Jean-Philippe Bouchard

Cofondateur – Distillerie du Fjord
Saint-David-de-Falardeau, Saguenay–Lac-Saint-Jean

 

Notre arrière-grand-père aussi avait déjà fait du gin. Ça devait couler dans nos veines. Le gin, c’est une histoire de famille chez les Bouchard. On peut dire que notre chemin était tracé, il a juste fallu qu’on le trouve. Dans la famille, on a toujours été des passionnés, des tripeux, des patenteux ; on a toujours aimé ça, faire des projets hors de l’ordinaire. Un beau jour, mon frère (chimiste de profession) et moi sommes tombés sur du vieil équipement de chimie qui datait du secondaire. Je lui ai immédiatement lancé : « On se fabrique du gin! On essaye ça! » On savait bien que c’était illégal sans permis, alors on avait des devoirs à faire.

En entendant ça, notre père, qui par ailleurs avait toujours fait son vin maison, a sorti du garage le vieil alambic de notre arrière-grand-père, qui lui aussi avait déjà fait du gin. Ça devait couler dans nos veines…  

« Je travaillais avec des entrepreneurs pour les accompagner dans leurs projets d’affaires. À force d’en cotoyer tous les jours, j’ai réalisé que j’étais du mauvais côté du bureau.»


Avec cette idée-là en tête, j’ai bâti un plan d’affaires pour le démarrage d’une distillerie dans le cadre d’un cours de maîtrise. Au moment de remettre mon travail, mon professeur m’a demandé si c’était sérieux, ce projet-là.

« Peut-être », que je lui ai répondu.

L’idée faisait encore son chemin dans ma tête quand, un peu à la blague, j’ai envoyé à mon père et mon frère le lien vers le site Web d’une formation en distillation qui se donnait à Kelowna, en Colombie-Britannique. « Crime, c’est une maudite belle opportunité. On y va! », a dit mon père. On est partis, tous les trois.Il faut savoir que pendant tout ce temps-là, je travaillais à la Banque de Développement du Canada. En gros, je travaillais avec des entrepreneurs pour les accompagner dans leurs projets d’affaires. À force d’en cotoyer tous les jours, j’ai réalisé que j’étais du mauvais côté du bureau.

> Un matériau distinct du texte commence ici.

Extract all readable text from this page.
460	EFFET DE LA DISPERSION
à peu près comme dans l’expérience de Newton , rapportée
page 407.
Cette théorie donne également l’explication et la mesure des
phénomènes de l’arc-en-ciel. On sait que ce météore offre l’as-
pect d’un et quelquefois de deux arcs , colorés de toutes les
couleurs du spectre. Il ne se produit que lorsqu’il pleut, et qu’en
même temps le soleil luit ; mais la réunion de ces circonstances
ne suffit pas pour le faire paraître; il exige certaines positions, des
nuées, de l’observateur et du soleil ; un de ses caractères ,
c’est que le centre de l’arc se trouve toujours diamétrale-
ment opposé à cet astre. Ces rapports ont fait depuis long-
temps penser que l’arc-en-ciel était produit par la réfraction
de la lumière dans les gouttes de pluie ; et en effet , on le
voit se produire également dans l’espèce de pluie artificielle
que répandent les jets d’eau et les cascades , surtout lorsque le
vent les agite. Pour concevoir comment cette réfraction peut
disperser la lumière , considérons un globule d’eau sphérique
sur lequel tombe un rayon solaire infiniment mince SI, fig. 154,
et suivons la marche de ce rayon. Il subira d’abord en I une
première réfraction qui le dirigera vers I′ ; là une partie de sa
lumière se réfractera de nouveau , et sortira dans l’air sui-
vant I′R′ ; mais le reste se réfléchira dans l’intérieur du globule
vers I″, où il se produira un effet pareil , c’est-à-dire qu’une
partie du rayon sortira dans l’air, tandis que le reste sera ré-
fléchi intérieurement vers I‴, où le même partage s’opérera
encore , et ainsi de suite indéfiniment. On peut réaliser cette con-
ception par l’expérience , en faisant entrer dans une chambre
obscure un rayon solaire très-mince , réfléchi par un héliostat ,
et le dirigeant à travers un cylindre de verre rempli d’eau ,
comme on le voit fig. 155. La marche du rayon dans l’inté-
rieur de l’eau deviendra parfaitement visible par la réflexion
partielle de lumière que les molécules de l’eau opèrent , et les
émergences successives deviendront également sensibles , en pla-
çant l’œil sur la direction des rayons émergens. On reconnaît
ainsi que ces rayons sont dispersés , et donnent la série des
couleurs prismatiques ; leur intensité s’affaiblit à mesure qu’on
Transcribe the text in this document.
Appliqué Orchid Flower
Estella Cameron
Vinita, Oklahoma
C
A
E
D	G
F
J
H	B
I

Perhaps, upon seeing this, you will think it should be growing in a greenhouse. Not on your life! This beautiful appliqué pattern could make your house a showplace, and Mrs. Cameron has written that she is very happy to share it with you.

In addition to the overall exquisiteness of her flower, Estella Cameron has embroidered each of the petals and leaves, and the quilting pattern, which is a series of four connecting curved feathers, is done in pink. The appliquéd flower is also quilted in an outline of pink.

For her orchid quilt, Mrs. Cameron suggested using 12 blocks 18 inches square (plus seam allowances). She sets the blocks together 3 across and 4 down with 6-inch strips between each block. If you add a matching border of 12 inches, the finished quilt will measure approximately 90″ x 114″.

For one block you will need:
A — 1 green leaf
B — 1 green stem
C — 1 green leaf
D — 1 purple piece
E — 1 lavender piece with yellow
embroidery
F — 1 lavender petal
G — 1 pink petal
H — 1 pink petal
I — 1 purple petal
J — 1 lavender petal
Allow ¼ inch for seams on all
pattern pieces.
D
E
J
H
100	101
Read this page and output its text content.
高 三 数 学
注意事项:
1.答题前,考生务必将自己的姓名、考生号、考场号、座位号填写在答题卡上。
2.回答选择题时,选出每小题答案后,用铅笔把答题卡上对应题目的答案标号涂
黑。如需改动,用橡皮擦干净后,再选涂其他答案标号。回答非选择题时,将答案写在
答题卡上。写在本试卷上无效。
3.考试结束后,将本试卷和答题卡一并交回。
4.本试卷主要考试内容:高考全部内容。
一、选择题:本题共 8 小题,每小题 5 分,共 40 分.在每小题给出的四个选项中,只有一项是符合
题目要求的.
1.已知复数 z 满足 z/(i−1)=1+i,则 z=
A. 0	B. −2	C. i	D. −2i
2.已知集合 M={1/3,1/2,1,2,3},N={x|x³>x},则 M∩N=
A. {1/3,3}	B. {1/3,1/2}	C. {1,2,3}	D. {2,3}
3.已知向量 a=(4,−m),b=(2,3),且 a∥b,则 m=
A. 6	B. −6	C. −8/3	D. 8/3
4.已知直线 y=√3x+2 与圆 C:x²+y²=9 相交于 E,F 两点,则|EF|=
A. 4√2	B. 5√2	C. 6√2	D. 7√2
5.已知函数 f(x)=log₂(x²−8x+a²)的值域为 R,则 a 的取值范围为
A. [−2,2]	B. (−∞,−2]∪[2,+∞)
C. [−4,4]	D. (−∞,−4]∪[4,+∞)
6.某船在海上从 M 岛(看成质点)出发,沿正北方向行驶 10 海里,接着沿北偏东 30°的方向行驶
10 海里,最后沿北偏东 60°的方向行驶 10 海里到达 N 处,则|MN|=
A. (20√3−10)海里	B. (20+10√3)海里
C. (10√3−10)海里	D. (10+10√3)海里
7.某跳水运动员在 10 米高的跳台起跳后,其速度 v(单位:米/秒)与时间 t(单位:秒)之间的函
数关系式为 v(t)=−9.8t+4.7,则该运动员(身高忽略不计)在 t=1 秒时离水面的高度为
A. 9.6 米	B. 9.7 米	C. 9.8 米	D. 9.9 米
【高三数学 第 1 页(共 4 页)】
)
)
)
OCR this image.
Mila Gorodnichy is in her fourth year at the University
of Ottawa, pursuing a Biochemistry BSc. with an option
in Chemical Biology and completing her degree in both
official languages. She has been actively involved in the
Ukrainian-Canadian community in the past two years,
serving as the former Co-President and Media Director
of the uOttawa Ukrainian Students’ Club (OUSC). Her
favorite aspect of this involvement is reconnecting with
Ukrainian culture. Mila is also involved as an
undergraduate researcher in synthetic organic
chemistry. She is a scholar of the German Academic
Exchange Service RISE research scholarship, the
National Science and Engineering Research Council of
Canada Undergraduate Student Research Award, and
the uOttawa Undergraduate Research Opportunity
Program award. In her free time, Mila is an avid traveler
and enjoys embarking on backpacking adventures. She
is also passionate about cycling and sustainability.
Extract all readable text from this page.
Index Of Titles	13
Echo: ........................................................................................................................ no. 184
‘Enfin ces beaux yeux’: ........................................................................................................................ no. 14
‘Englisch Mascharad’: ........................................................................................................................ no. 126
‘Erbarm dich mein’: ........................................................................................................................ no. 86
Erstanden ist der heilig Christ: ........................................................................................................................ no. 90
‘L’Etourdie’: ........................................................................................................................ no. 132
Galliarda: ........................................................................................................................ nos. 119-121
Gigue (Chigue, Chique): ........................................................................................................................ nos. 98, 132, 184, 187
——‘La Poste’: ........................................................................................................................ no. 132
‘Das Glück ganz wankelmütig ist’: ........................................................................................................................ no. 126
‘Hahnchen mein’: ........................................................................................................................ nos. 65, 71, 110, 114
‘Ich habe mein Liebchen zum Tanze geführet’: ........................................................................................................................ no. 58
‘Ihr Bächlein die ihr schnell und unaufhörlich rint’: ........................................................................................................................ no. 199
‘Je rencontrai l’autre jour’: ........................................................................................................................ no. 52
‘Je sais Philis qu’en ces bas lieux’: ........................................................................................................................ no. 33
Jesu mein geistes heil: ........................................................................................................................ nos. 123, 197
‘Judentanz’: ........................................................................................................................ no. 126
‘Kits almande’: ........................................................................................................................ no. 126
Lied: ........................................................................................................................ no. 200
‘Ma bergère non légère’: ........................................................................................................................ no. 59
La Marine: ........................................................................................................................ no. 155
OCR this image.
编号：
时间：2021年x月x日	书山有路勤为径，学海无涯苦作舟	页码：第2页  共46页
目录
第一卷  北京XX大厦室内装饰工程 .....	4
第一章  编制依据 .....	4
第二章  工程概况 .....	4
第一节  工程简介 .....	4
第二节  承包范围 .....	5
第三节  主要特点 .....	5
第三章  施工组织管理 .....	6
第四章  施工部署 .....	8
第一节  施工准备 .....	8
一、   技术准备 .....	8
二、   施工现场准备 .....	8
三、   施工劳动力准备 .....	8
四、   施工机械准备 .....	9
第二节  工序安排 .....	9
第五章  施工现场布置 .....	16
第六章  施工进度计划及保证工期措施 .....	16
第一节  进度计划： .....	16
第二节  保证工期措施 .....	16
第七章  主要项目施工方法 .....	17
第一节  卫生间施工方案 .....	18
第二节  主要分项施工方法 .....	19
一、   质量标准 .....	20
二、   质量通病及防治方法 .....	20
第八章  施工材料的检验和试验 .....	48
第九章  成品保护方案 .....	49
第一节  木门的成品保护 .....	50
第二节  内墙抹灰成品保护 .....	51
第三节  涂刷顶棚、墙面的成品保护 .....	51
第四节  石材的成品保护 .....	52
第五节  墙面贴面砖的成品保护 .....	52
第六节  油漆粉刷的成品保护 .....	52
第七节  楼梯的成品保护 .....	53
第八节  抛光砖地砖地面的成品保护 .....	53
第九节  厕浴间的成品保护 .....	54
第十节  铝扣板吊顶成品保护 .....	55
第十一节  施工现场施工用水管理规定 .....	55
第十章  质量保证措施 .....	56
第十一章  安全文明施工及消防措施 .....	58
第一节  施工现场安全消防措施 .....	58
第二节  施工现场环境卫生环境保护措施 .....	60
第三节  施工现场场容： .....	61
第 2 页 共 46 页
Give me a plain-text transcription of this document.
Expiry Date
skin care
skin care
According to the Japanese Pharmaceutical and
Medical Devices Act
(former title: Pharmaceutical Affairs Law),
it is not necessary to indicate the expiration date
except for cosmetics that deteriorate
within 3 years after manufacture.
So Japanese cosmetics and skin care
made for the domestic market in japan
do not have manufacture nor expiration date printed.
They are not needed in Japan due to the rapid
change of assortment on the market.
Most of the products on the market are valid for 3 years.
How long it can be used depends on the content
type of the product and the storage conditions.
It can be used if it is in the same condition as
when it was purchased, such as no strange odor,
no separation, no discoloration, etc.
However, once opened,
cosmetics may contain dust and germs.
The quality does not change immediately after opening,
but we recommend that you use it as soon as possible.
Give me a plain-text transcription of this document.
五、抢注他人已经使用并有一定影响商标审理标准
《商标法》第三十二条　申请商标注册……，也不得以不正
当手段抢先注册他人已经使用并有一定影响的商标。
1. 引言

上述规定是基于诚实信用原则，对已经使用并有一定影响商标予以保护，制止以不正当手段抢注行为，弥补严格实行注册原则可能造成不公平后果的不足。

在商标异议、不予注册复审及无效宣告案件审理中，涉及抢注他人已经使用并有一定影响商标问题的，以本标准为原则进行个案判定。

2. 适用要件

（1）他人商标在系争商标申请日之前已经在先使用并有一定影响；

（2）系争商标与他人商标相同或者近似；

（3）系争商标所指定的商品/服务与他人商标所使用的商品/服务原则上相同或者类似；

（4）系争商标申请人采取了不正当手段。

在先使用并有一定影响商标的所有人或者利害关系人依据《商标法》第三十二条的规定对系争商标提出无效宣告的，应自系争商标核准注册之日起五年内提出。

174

En revenant de l’Ouest, avec notre formation en poche, on a emboîté le pas et on s’est lancés en affaires. Toutes les pièces du casse-tête étaient en place. La Distillerie du Fjord était née. Pour mon père, c’est un méchant beau projet de retraite, et pour mon frère et moi, c’est un privilège de pouvoir partager ça avec lui!

« Entre vous pis moi, on a raté beaucoup au début. On a fait quelques recettes qui n’était vraiment pas terrible. »

Le gin, ça a toujours été ce qu’on voulait faire, on ne s’est jamais posé de questions par rapport à ça. Ce spiritueux-là est vraiment le fun parce que tu lui donnes la signature que tu veux, pourvu que tu respectes l’esprit général. C’est un beau terrain de jeu pour s’amuser avec des ingrédients locaux. On allait pouvoir lui donner une signature unique, propre à notre coin de pays, avec des herbes, des épices, des fleurs de chez nous. C’était la cerise sur le sundae.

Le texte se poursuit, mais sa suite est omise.